К очередному шлюзу они подошли к вечеру. Узнали, что смогут пройти его только под утро, когда подойдет другой караван, правда, ожидаются еще "пассажир" и самоходка, но когда – неизвестно. Развели на каменистом берегу в заводи за причальными быками костер и стали готовить еду.
Отец с дядей Юрой несколько раз ходили в диспетчерскую: сначала им сказали, что ждать придется до утра, но потом отец повел их с мамой куда-то, сонных, они уже угрелись в своих мешках. (Тете Люсе пора было на работу, и она оставила их еще на Большой Волге.) Немолодой часовой в плаще с капюшоном и винтовкой на плече сопровождал их в кромешной темноте. Помахивая фонарем, он что-то бесконечно рассказывал свежим слушателям, и в один из таких взмахов луч света как бы случайно выхватил буквально под ногами у Андрея черную бездну: никакого даже полушага – малейшее движение вперед, и он летит вниз метров шесть, если не больше, на стоящие там рядком самосвалы и тракторы.
– Ой, тут яма, – сказал Андрей остатками сонного голоса.
– Да-да, мы стенки шлюза ремонтируем, – подтвердил часовой, махая фонарем. – Тут левей надо.
Дошли до освещенной бетонной башни с барельефами – колосья, ленты, звезды – под крышей. По узкому шаткому верху опускающихся ворот перешли на ту сторону. Внизу, совсем глубоко, в тускло освещенной, пустой и мокрой яме шлюза стоял шум от просачивающейся через щели в воротах воды. Справа черная, лоснящаяся плоскость начиналась прямо у ног, всего несколькими сантиметрами ниже их подошв, и сразу представлялась во всей своей толще и невероятной тупой мощи, да еще мостик этот был какой-то наклоненный, подрагивающий от каждого их шага. Как-то не очень верилось в его основательность, и только присутствие взрослых сдерживало Андрея, чтобы не сбежать с него на верный и вечный берег, закованный в камень и бетон. Невозможно было поверить, что эта вот хлипкость и дрожание металла от каждого их шага и есть то сооружение, которое сдерживало эту водяную многокилометровую массу, уползавшую из-под пятен света вокруг шлюза куда-то в бесконечную черноту, обозначенную красно-зелеными точками по берегам канала. Поднялись по крутой железной лестнице с просвечивающими ступенями и очутились в просторной комнате с железными низкими шкафами в центре, к ним подошел человек с доброжелательным, приветливым лицом – дежурный диспетчер Чуркин. Он показал им, как управляется шлюз: продемонстрировал работу контрольного прибора, без подключения камер. Все это и было назначением железных шкафов в комнате. Если бы он взаправду включил механизмы шлюза, тогда бы они прошли его, но Чуркин объяснил, внимательно изучая их лица, что может это сделать, если только они оплатят государственную стоимость шлюзования. Никита Владимирович поколебался и решил ждать "попутчика" – деньги в дороге могут понадобиться в любой момент. Чуркин сказал, что скоро должен быть пассажирский и тогда он разрешит им пройти. Самостоятельное шлюзование маломерного флота запрещено, надо обязательно в камере шлюза швартоваться к большому судну.

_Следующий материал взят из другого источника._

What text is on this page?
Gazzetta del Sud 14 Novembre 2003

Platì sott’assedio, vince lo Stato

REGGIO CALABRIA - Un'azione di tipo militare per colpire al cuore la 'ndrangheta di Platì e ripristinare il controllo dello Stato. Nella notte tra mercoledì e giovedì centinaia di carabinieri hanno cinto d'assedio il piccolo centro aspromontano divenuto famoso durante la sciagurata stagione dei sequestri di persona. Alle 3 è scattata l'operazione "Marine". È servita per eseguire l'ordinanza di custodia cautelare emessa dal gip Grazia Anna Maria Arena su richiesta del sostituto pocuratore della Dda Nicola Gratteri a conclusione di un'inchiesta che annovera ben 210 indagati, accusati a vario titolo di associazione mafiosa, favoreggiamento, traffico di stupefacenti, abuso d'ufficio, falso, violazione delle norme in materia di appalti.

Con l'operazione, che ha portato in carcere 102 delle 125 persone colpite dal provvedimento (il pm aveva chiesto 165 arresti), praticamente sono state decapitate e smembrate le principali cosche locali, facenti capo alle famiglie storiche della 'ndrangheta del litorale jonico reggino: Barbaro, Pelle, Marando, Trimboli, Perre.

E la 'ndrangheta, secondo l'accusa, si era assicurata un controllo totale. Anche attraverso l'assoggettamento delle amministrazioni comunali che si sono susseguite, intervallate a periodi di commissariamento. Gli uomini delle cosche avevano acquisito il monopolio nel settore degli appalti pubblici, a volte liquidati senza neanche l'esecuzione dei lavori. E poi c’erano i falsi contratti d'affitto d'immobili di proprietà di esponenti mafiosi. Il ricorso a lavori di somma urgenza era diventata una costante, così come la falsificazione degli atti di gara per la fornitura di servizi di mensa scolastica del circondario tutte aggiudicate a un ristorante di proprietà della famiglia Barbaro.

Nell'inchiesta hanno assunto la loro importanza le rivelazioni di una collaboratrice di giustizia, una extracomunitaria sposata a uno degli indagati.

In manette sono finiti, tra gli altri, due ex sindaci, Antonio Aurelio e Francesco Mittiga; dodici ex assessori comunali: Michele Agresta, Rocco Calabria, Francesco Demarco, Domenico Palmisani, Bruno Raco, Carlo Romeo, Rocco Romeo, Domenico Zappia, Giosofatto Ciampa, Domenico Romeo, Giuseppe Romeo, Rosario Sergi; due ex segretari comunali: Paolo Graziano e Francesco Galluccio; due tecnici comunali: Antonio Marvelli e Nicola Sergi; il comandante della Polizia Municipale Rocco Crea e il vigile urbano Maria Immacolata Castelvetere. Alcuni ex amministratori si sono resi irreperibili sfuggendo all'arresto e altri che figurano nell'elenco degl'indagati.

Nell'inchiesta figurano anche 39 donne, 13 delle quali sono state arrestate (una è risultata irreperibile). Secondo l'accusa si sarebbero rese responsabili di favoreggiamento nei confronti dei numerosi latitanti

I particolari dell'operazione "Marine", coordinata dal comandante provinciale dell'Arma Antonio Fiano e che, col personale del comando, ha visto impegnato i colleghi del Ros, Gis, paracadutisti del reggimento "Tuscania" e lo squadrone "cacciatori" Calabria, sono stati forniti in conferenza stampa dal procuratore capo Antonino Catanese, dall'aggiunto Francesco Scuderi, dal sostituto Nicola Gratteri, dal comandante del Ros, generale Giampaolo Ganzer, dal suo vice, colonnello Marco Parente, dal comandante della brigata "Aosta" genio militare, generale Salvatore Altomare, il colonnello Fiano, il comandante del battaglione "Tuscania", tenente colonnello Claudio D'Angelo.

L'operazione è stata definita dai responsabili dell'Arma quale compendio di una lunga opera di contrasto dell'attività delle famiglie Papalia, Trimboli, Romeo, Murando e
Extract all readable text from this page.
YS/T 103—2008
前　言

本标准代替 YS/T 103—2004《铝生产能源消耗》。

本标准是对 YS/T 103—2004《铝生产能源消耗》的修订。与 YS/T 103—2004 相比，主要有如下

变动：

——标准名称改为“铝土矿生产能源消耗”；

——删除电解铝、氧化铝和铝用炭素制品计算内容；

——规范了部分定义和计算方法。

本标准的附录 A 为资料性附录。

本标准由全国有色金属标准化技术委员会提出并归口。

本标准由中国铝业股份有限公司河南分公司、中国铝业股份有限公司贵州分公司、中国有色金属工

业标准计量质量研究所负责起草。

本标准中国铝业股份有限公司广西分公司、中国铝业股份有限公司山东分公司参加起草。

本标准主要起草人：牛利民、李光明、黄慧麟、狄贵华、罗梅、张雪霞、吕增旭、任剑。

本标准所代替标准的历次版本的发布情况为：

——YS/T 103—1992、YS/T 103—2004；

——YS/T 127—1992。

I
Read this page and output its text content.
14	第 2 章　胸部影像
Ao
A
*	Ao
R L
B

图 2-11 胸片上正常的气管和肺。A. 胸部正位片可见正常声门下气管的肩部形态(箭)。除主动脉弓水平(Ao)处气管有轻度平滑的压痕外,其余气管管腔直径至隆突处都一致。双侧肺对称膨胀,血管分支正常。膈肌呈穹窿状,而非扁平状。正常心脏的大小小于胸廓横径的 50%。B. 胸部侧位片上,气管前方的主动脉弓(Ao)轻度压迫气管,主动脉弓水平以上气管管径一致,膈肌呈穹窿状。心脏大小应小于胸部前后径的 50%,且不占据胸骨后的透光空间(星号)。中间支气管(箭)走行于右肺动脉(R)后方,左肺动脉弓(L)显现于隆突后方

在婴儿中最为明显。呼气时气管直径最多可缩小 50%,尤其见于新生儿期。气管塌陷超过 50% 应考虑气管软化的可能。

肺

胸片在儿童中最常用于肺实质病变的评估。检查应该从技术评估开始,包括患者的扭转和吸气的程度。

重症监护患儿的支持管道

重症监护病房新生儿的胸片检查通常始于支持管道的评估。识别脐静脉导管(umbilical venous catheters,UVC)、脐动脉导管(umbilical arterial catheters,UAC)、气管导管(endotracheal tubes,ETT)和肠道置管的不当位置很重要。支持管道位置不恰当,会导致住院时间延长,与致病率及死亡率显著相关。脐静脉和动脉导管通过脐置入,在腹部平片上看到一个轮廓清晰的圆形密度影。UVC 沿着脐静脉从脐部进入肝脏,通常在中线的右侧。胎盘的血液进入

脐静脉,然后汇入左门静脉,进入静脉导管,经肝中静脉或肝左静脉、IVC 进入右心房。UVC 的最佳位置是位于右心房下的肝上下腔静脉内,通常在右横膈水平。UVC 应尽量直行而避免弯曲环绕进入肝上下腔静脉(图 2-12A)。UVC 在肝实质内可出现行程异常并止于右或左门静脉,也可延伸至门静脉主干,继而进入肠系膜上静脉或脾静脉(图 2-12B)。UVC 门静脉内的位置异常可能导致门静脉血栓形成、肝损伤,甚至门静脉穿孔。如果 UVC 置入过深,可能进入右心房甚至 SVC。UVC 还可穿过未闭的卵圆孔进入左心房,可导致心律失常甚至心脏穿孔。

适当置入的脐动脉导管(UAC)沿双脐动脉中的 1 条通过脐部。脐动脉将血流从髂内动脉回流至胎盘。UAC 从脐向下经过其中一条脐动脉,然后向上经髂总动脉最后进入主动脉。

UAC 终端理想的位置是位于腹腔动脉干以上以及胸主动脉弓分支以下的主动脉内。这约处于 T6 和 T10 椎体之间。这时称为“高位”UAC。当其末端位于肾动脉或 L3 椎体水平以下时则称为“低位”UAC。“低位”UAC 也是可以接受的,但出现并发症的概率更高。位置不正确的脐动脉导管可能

Из окна диспетчерской Андрей с мамой наблюдают шлюзование. Глубоко в огромной темной камере по одной стенке дымит старенький, весь освещенный "пассажир", за ним притулилась небольшая самоходка с освещенной постройкой на корме. Их родная "Вега" отсюда казалась такой крошечной и беззащитной, что трудно представить, как они все в ней умещались-то все это время стояла у другой стенки.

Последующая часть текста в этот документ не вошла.